Starbucks Won’t Try to Make You Talk About Race Today

We can now go back to racing apart.  

Photo by Stephen Chernin/Getty Images

Starbucks’ amusingly ill-conceived plan to bridge America’s racial divide through the power of stilted conversation has come to an end. Last week, CEO Howard Schultz released a message urging the company’s baristas to start writing the words “Race Together” on customers’ cups and possibly strike up chats with them about racial inequality in the United States. The idea was appropriately panned, because nobody (including people who are paid to crank out espresso at lightning speed) wants to talk with a stranger about the gross discrimination faced by America’s black and Latino communities during the morning coffee rush.

Anyway, in a companywide memo Sunday, Schultz told his employees that they could put their sharpies away:

After a historic Annual Shareholders Meeting that focused on diversity and inequality, and an initial push for much-needed national discussion around these difficult topics, it is time for us to take stock of where we are, what we have learned from our efforts so far, and what is next.  
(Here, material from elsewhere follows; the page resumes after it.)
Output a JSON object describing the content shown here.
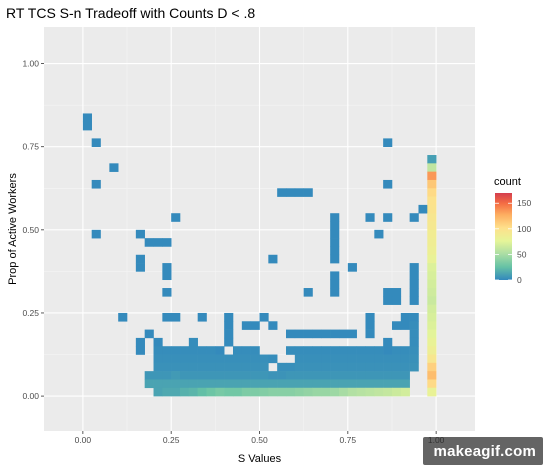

This phase of the effort—writing “Race Together” (or placing stickers) on cups, which was always just the catalyst for a much broader and longer term conversation—will be completed as originally planned today, March 22.

Sure. Had nothing to do with the tsunami of mockery. Nothing at all. Anyway, Schultz says there will be other #RaceTogether initiatives, but none will apparently involve buttonholing customers for a heart-to-heart discussion about inequities in criminal sentencing, or whatnot.  

So it’s now safe to order your latte again. But in the meantime, a quick lesson. While looking at Schultz’s memo, I noticed something interesting. Apparently the company has a plan to hire 10,000 so-called opportunity youth—teens and young adults who aren’t in the workforce or enrolled in school—over the next three years. Which is, you know, very cool of Starbucks. More companies need to employ and train kids looking for their first foothold in the workforce. If the chain had decided to make more noise about that issue, rather than diving haphazardly into racial politics because Schultz decided to watch a little too much MSNBC, people would react a bit more positively. Progressive hiring practices are much more laudable than weird PR campaigns that have nothing to do with coffee.